The responsibility which you have assumed in this regard is truly awful, and how you could stagger under it these many years is marvellous. Your mind must have become darkened, your heart hardened, your conscience seared and petrified, or you would have long since thrown off the accursed load, and sought relief at the hands of a sin-forgiving God. How, let me ask, would you look upon me, were I, some dark night, in company with a band of hardened villains, to enter the precincts of your elegant dwelling, and seize the person of your own lovely daughter, Amanda, and carry her off from your family, friends, and all the loved ones of her youth--make her my slave--compel her to work, and I take her wages--place her name on my ledger as property--disregard her personal rights--fetter the powers of her immortal soul by denying her the right and privilege of learning to read and write--feed her coarsely--clothe her scantily, and whip her on the naked back occasionally; more, and still more horrible, leave her unprotected--a degraded victim to the brutal lust of fiendish overseers, who would pollute, blight, and blast her fair soul--rob her of all dignity--destroy her virtue, and annihilate in her person all the graces that adorn the character of virtuous womanhood?
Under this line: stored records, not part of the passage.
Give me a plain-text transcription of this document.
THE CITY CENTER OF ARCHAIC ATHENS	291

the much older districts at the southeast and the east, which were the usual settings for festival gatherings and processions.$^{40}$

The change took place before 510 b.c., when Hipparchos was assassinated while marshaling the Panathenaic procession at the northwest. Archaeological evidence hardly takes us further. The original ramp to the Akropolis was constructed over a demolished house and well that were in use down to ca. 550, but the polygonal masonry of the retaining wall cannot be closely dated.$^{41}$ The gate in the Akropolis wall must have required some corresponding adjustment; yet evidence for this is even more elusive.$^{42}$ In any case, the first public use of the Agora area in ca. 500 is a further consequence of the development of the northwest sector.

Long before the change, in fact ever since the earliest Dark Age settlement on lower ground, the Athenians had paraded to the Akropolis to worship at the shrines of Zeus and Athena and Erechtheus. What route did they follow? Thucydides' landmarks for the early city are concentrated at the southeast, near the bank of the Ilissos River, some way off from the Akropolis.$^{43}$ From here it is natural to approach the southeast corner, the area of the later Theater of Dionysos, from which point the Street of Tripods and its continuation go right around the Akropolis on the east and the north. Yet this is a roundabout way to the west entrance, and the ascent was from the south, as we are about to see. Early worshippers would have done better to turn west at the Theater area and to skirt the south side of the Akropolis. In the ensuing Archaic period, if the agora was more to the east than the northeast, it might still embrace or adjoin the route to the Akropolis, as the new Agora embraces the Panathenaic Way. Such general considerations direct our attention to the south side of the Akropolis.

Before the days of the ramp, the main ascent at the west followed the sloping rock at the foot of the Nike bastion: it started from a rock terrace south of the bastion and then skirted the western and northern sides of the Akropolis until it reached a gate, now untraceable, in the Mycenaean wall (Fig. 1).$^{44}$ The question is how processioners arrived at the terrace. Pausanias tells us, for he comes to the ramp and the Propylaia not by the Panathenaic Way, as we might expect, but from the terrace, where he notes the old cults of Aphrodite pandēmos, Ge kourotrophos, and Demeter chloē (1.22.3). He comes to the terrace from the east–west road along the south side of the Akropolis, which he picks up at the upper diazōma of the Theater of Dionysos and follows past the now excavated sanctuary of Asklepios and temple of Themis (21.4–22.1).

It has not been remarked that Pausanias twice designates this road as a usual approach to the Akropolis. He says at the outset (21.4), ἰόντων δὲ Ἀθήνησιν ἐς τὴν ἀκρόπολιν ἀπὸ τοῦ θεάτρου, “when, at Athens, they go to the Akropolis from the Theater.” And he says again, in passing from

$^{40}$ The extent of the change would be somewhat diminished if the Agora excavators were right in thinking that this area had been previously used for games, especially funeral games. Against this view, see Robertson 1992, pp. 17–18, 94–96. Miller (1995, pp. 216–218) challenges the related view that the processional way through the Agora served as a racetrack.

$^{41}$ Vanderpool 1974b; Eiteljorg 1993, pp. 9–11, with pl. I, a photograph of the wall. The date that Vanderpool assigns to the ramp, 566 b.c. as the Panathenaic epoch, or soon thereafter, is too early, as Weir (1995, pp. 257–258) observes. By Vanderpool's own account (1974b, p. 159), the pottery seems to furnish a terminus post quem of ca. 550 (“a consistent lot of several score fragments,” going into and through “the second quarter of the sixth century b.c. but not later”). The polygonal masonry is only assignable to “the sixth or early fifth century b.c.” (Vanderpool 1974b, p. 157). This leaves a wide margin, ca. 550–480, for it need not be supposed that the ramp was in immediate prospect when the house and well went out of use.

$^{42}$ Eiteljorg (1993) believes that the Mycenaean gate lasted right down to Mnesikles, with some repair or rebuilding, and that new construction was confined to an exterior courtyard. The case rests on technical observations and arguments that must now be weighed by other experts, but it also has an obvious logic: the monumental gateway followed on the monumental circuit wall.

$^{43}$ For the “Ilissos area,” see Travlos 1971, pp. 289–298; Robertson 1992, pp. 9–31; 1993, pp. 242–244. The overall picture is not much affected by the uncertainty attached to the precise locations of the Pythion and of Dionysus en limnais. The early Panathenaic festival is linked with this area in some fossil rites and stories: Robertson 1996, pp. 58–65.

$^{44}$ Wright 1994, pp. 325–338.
I ask, how would you regard me, if such were my conduct? Oh! the vocabulary of the damned would not afford a word sufficiently infernal to express your idea of my God-provoking wickedness. Yet, sir, your treatment of my beloved sisters is in all essential points precisely like the case I have now supposed. Damning as would be such a deed on my part, it would be no more so than that which you have committed against me and my sisters.